Sur le plan budgétaire, les États membres ont poursuivi leurs efforts d’assainissement, avec une réduction notable du déficit global à 5,0% du PIB en 2024, contre 6,6% en 2023. Cette amélioration est attribuable à une progression plus rapide des recettes publiques (+9,3%) comparée aux dépenses (+1,9%). Le taux de pression fiscale a légèrement augmenté à 14,3%, tandis que le taux d’endettement reste maîtrisé à 64,8%, bien en deçà du seuil communautaire de 70%. Ces résultats traduisent une volonté affirmée des États de renforcer la soutenabilité des finances publiques.
Les comptes extérieurs de l’Union se sont également améliorés, avec un déficit courant réduit à 5,9% du PIB, soutenu par une hausse significative des exportations (+13,6%) et un repli des importations (-1,2%). Cette dynamique s’est accompagnée d’une croissance accélérée de la masse monétaire (+8,9%) en lien avec la consolidation des actifs extérieurs nets et l’expansion du crédit intérieur. Pour 2025, les perspectives restent favorables : une croissance projetée à 6,7%, un déficit budgétaire attendu à 3,7% et un recul de l’endettement à 63,0%.

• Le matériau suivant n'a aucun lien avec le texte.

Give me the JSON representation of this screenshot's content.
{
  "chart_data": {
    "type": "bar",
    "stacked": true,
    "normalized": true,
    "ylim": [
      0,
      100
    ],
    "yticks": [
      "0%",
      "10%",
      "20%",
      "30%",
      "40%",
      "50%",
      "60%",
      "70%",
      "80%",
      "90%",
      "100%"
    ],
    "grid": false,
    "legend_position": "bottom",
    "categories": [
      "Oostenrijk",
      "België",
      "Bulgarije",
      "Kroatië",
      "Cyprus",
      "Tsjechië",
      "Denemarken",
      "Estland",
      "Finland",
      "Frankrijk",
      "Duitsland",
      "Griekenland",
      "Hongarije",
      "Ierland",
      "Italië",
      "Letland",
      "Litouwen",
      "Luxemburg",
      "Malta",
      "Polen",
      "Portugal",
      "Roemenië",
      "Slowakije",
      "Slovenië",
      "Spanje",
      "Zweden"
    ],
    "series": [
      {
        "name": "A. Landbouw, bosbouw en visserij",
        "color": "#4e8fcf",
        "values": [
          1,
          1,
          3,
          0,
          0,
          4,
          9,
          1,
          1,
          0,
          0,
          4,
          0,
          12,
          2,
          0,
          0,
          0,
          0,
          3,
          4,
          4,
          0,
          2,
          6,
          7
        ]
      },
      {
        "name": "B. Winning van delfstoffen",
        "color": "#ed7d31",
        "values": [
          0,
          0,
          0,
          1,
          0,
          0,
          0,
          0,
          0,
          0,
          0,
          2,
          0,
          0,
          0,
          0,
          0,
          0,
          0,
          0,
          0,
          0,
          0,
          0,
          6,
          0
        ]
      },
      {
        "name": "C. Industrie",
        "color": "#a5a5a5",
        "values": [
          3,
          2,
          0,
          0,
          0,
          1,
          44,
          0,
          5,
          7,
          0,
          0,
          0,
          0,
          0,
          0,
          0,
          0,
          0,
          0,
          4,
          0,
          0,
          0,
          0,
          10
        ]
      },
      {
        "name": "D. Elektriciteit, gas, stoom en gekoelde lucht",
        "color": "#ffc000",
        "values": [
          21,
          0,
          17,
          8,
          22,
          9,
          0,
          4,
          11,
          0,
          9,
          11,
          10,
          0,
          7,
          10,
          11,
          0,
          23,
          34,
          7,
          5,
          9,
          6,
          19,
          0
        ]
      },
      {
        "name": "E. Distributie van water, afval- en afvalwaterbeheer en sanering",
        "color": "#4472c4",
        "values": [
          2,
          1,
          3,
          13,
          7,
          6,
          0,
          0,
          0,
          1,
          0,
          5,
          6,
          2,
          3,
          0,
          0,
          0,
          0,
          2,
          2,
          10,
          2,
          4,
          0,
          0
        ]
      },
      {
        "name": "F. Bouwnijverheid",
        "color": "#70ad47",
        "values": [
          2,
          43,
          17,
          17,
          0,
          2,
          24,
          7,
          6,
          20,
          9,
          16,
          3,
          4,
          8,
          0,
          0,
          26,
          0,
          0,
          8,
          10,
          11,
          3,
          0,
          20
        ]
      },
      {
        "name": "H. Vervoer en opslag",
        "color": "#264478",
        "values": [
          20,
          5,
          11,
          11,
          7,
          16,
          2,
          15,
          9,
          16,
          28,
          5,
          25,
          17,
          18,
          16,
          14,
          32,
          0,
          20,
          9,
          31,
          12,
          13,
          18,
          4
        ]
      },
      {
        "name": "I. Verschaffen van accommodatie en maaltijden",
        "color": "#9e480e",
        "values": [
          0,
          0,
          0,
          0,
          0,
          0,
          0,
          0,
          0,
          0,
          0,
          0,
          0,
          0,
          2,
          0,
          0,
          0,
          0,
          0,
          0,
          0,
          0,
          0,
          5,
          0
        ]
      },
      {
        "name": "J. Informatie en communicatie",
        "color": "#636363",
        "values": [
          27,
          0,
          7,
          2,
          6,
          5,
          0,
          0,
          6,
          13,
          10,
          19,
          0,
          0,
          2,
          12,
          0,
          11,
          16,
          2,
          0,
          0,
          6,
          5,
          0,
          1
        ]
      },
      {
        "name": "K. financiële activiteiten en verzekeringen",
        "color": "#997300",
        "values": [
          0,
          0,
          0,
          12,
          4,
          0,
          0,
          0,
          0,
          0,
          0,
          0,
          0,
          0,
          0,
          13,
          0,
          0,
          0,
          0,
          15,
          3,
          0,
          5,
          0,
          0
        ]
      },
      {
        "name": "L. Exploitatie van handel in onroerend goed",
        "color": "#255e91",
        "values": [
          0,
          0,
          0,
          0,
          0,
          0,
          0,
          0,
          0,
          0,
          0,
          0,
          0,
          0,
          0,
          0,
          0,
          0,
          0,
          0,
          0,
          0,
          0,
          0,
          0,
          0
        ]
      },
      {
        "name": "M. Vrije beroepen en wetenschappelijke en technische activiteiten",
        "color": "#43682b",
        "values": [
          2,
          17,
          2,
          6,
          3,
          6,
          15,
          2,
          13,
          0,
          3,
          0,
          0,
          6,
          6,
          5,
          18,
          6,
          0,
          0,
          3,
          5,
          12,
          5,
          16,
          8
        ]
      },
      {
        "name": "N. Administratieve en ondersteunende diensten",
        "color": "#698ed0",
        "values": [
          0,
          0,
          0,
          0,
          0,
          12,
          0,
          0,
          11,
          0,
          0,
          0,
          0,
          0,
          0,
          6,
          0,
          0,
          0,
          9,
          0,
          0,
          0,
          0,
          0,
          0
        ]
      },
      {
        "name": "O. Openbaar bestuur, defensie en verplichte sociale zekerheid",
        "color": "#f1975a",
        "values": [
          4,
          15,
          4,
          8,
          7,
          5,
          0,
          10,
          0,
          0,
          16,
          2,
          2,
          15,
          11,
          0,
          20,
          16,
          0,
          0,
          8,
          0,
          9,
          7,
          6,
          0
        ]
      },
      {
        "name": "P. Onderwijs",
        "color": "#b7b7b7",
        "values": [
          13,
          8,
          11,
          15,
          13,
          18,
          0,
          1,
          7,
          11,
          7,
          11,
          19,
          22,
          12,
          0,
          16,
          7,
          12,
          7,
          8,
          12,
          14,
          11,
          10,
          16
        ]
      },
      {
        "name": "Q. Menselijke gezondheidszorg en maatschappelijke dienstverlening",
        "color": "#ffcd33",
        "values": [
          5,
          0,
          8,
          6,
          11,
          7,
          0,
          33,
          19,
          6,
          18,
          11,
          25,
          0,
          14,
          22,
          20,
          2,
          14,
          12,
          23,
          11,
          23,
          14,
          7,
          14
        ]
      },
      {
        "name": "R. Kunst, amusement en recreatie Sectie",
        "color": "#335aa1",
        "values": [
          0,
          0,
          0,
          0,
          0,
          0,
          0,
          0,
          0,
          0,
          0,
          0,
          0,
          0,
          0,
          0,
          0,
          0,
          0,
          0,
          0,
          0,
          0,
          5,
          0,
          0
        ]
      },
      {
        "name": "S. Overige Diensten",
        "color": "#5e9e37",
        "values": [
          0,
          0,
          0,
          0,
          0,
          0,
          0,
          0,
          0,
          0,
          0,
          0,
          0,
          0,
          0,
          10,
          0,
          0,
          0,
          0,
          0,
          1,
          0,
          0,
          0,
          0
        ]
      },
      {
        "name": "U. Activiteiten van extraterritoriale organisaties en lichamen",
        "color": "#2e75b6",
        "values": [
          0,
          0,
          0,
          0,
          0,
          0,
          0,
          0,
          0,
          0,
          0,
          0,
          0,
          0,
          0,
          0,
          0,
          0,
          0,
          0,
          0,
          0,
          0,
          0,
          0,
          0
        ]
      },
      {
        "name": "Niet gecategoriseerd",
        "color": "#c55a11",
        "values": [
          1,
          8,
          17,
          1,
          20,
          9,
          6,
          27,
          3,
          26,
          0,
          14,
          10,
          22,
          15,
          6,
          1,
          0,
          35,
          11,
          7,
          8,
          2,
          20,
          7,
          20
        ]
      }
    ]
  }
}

Dans cette dynamique de résilience, l’UEMOA a adopté une vision stratégique à long terme, baptisée Vision UEMOA 2040, fondée sur cinq piliers visant à faire de l’Union un espace intégré, prospère et sécurisé. Pour concrétiser cette ambition, la Commission a lancé le plan IMPACT 2030, articulé autour de treize écosystèmes économiques clés. Ce plan s’appuie notamment sur le développement agroindustriel, les industries légères, les services à valeur ajoutée et la modernisation de la gouvernance régionale. Ces orientations traduisent la volonté collective des huit États membres de transformer structurellement leurs économies tout en approfondissant l’intégration régionale.